I used to be strong, independent, and while I know I’ve struggled with this disease for much longer than I’ve been diagnosed with it and I can look back at my life and see its dirty fingerprints smudged across many of my failed accomplishments, I can still look back to the not so distant past and see just how much more full of life I was then! How I’ve become practically a stranger to myself and all those around me in such a very short time.

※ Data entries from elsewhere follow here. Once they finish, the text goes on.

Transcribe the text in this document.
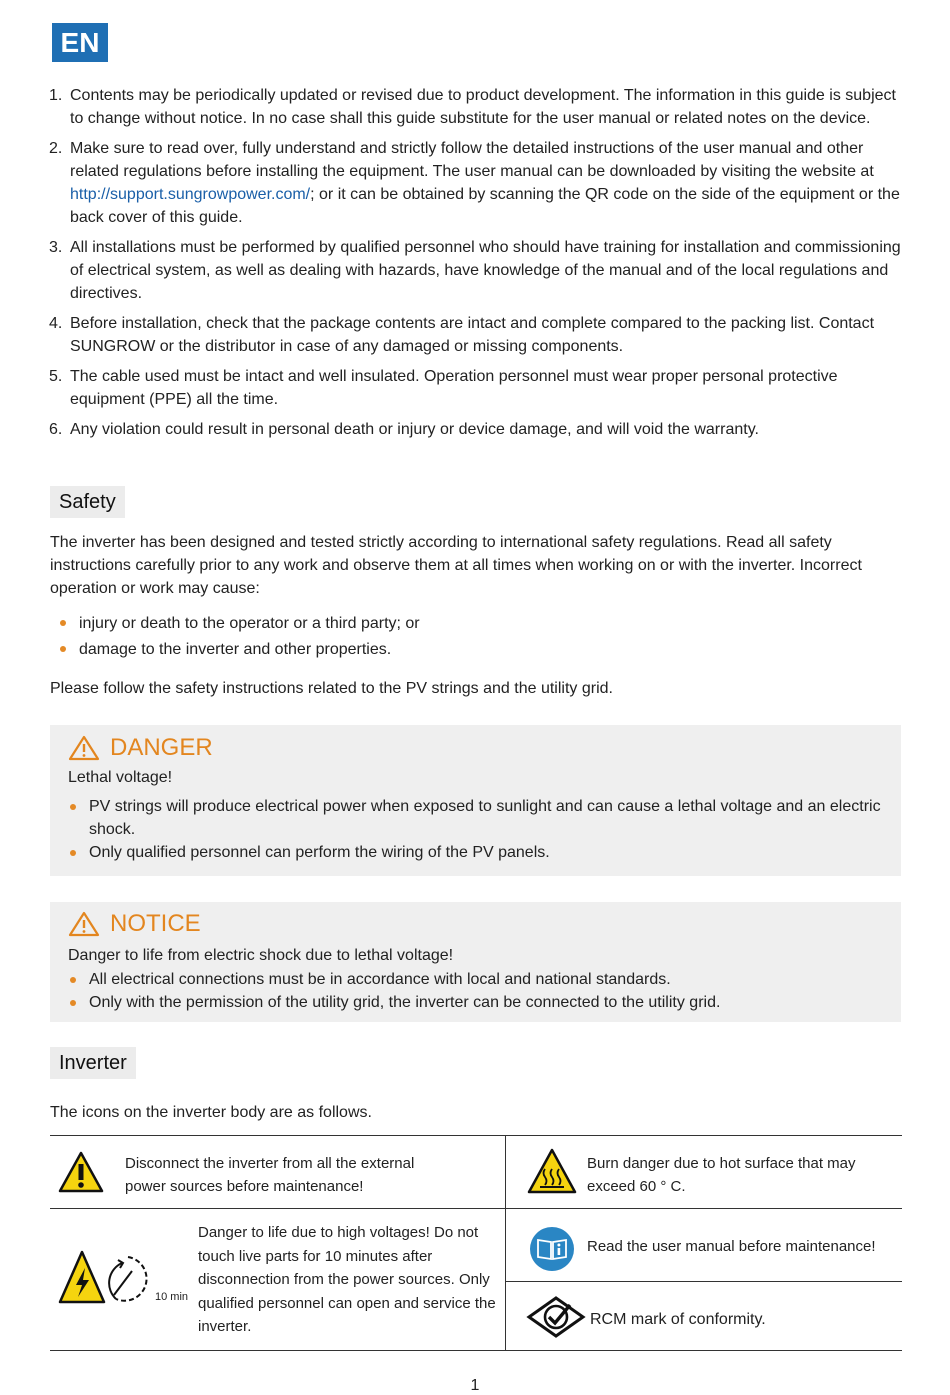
EN
1. Contents may be periodically updated or revised due to product development. The information in this guide is subject to change without notice. In no case shall this guide substitute for the user manual or related notes on the device.
2. Make sure to read over, fully understand and strictly follow the detailed instructions of the user manual and other related regulations before installing the equipment. The user manual can be downloaded by visiting the website at http://support.sungrowpower.com/; or it can be obtained by scanning the QR code on the side of the equipment or the back cover of this guide.
3. All installations must be performed by qualified personnel who should have training for installation and commissioning of electrical system, as well as dealing with hazards, have knowledge of the manual and of the local regulations and directives.
4. Before installation, check that the package contents are intact and complete compared to the packing list. Contact SUNGROW or the distributor in case of any damaged or missing components.
5. The cable used must be intact and well insulated. Operation personnel must wear proper personal protective equipment (PPE) all the time.
6. Any violation could result in personal death or injury or device damage, and will void the warranty.
Safety

The inverter has been designed and tested strictly according to international safety regulations. Read all safety instructions carefully prior to any work and observe them at all times when working on or with the inverter. Incorrect operation or work may cause:

injury or death to the operator or a third party; or
damage to the inverter and other properties.

Please follow the safety instructions related to the PV strings and the utility grid.

DANGER
Lethal voltage!
PV strings will produce electrical power when exposed to sunlight and can cause a lethal voltage and an electric shock.
Only qualified personnel can perform the wiring of the PV panels.
NOTICE
Danger to life from electric shock due to lethal voltage!
All electrical connections must be in accordance with local and national standards.
Only with the permission of the utility grid, the inverter can be connected to the utility grid.
Inverter

The icons on the inverter body are as follows.

Disconnect the inverter from all the external power sources before maintenance!
Burn danger due to hot surface that may exceed 60 ° C.
10 min
Danger to life due to high voltages! Do not touch live parts for 10 minutes after disconnection from the power sources. Only qualified personnel can open and service the inverter.
Read the user manual before maintenance!
RCM mark of conformity.
1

I try not to hide my weakness and emotion from my friends and loved ones anymore. I used to always suffer in silence and everyone thought I was okay even times when I really, really wasn’t. It’s difficult to open up, it leaves you vulnerable. The worst part is when you try to explain to someone how badly things are going and they just don’t understand, or they think you’re making excuses or blowing them off. And I don’t blame people for thinking that way about me now. They’ve gotten so used to me always bearing the lode and just keep on pushing through like nothing can stop me, but I just don’t have the emotional, or even physical, fortitude to do so anymore. I do blame myself to some extent, for everything. For not listening to my body when it needed a break, when it was telling me that there was something dreadfully wrong and I just didn’t want to hear it, and for not giving others an opportunity to support me when I needed it and now they all either think that I’m strong enough to deal or that my cries of weakness are either insincere or so out of character that I’m too changed for them to understand me anymore. I’m not the person I once was. I have to admit my faults, concede that I need assistance and surrender to the things that are now out of my control.

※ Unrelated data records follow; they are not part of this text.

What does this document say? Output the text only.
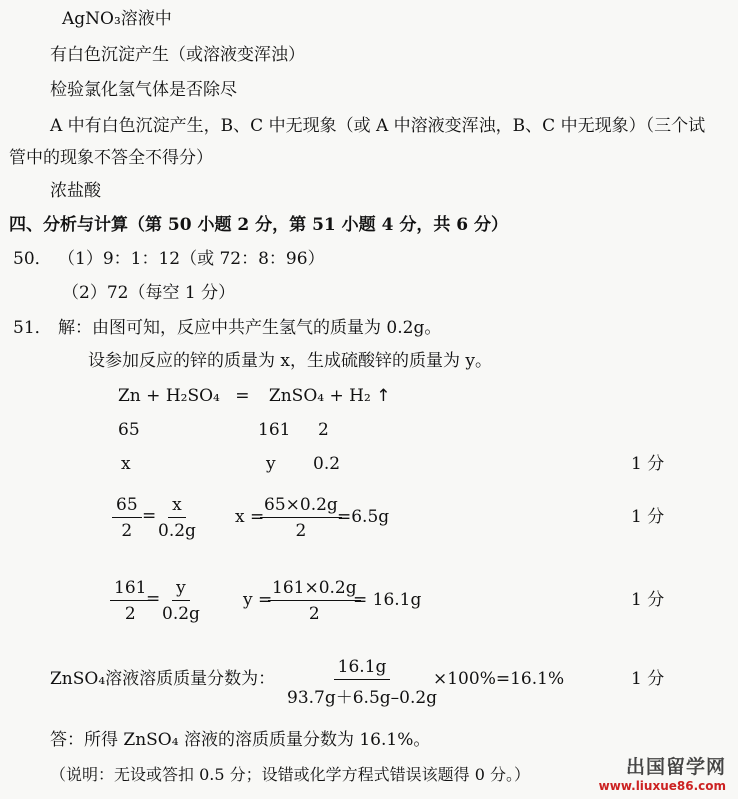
AgNO₃溶液中
有白色沉淀产生（或溶液变浑浊）
检验氯化氢气体是否除尽
A 中有白色沉淀产生，B、C 中无现象（或 A 中溶液变浑浊，B、C 中无现象）（三个试
管中的现象不答全不得分）
浓盐酸
四、分析与计算（第 50 小题 2 分，第 51 小题 4 分，共 6 分）
50． （1）9：1：12（或 72：8：96）
（2）72（每空 1 分）
51． 解：由图可知，反应中共产生氢气的质量为 0.2g。
设参加反应的锌的质量为 x，生成硫酸锌的质量为 y。
Zn + H₂SO₄ = ZnSO₄ + H₂ ↑
65	161 2
x	y 0.2	1 分
$\frac{65}{2}$ =
$\frac{x}{0.2g}$ x =
$\frac{65\times 0.2g}{2}$
=6.5g	1 分
$\frac{161}{2}$
=
$\frac{y}{0.2g}$ y =
$\frac{161\times 0.2g}{2}$
= 16.1g	1 分
ZnSO₄溶液溶质质量分数为： $\frac{16.1g}{93.7g+6.5g-0.2g}$
×100%=16.1%	1 分
答：所得 ZnSO₄ 溶液的溶质质量分数为 16.1%。
（说明：无设或答扣 0.5 分；设错或化学方程式错误该题得 0 分。）	出国留学网
www.liuxue86.com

I feel like I should want to cry to the universe for having cursed me with such ill fate, and ill health. More than just MS, my body is coming apart at the seams and there’s nothing I can do to stop it. I’ve lived with chronic pain so long I don’t even remember what it feels like to not hurt, but any time I think about feeling angry, I just feel sad. I don’t have energy to waste on being angry. I have an extremely finite amount of energy to work with each day and I just can’t be bothered to expend it on misplaced rage.

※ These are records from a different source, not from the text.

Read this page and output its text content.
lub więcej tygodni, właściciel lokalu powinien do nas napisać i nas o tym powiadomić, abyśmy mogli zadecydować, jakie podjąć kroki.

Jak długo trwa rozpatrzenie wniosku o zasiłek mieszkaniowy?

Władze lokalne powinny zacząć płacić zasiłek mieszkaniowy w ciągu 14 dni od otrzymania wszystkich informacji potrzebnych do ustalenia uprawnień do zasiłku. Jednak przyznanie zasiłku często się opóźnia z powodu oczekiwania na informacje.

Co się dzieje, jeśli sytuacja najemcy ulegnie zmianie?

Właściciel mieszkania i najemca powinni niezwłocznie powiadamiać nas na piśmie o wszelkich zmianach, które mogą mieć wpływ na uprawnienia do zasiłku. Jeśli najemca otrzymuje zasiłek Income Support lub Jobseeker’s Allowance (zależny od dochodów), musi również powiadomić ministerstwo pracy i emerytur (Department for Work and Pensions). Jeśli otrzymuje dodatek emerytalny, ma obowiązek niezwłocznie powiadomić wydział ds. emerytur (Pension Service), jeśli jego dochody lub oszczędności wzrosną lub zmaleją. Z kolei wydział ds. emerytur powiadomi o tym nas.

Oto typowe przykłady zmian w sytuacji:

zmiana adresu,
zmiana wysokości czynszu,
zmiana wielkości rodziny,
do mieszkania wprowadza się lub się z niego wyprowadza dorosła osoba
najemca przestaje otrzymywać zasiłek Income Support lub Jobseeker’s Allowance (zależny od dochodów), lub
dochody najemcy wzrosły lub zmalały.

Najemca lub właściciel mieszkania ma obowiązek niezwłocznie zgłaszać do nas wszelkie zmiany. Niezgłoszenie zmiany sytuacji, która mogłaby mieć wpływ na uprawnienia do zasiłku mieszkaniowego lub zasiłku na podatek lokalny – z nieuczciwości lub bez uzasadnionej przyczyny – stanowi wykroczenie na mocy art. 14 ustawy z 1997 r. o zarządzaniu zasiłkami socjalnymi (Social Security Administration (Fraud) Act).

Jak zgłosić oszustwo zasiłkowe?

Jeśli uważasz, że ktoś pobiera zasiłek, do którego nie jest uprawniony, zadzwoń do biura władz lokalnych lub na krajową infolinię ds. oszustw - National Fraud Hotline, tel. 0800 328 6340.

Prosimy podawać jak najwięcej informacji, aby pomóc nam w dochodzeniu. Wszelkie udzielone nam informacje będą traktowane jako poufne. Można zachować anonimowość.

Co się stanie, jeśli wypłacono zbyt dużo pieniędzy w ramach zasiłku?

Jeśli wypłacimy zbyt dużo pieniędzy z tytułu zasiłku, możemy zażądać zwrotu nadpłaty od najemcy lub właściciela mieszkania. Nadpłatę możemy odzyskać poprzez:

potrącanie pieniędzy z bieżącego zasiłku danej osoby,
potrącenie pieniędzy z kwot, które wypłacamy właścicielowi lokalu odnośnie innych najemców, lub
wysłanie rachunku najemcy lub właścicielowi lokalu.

I suppose in some ways I still do suffer in silence. While I try to make it known to others how I’m feeling, what’s happening with me, what it’s like to live my life, there’s really no way to make it clear, no way to make it understood and truly felt! I know there are people who love me, care about me, sympathize and even try to empathize, but they don’t understand. They can’t. Because I can’t explain it with words.
The best way I can describe it is that I live every day with a pall over my soul. No longer able to do any of the things I once loved or that brought me joy, not knowing who this new me is or how I fit into this new life where I’m no longer needed, an anchor to anyone who wishes to take me on, I spend each moment trying to ignore the physical pain, the emotional torture of being trapped in this body, and try very hard not to think of the future.